Fertilization rate of 16 women in long protocol group, and that of 34 women in short protocol group was analyzed using Chi-square. In short protocol group, fertilization rate was 42.1%, while in ling protocol group, fertilization was 49.3%. These findings indicate that there was no statistical significant difference at 0.05 level of significant. These findings were similar to previous research done by Hwang et al. (2004).
OHSS incidence of 15 women in long protocol group, and 25 (36.2%) women in short protocol group were analyzed using Chi-square. The findings were quite similar with (39.5%) in long protocol group, and 36.2% in short protocol group. These findings indicate that there was no statistical significant difference (at 0.05 level of significance) between the OHSS incidence in short protocol group, and OHSS incidence in long protocol group. OHSS stages did not differ between the long protocol group and short protocol group. These findings indicate that there was no difference in OHSS stages in short protocol group and long protocol group. However, these findings differed from Ashrafi et al (2005) research findings that long antagonist protocol is better that antagonist protocol. Hohmann, Macklon and Fauser (2003) also had different research findings whereby they found out that short protocol antagonist reduced in the risk of ovarian hypestimulation syndrome.

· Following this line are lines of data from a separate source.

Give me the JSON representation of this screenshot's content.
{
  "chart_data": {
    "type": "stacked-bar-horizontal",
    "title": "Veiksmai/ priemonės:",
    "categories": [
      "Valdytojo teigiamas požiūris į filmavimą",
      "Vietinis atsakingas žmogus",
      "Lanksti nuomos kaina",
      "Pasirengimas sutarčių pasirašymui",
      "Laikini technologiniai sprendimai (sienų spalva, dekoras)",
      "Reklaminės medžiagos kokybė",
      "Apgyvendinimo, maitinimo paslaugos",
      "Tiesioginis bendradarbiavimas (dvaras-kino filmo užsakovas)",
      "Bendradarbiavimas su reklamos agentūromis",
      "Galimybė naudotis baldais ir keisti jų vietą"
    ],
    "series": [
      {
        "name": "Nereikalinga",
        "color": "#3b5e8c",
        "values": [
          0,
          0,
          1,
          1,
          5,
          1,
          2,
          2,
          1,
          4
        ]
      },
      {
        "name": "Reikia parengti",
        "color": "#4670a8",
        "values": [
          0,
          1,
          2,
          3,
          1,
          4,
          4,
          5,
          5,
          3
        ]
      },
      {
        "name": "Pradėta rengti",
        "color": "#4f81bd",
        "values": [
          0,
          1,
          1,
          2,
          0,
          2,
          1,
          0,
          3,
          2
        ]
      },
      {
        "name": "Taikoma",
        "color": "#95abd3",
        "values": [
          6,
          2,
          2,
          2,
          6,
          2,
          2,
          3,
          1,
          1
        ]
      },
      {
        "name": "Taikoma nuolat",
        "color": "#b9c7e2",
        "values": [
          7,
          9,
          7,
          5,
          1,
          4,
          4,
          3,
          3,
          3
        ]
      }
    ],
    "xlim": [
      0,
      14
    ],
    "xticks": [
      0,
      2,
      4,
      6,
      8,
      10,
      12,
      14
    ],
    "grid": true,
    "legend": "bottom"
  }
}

Conclusion and Recommendation
The study was successful and GnRH antagonist and standard long agonist protocol were compared among women who were affected by polycystic ovarian syndrome, meeting the objectives of the study. The Use of GnRH antagonist and standard long protocol GnRH agonist was found to be similar, as generally there was no statistical significance difference in both protocol. These research findings made the hypothesis to be accepted since it was stating that there is no difference between the use of GnRh antagonist and the use of a standard long agonist protocol in patients affected by PCOS. The research findings of this study were similar to some research findings of some other researches. It is recommended that this research be done using prospective study, and research be done using the same measurements, to find out whether there would be any difference in the research findings.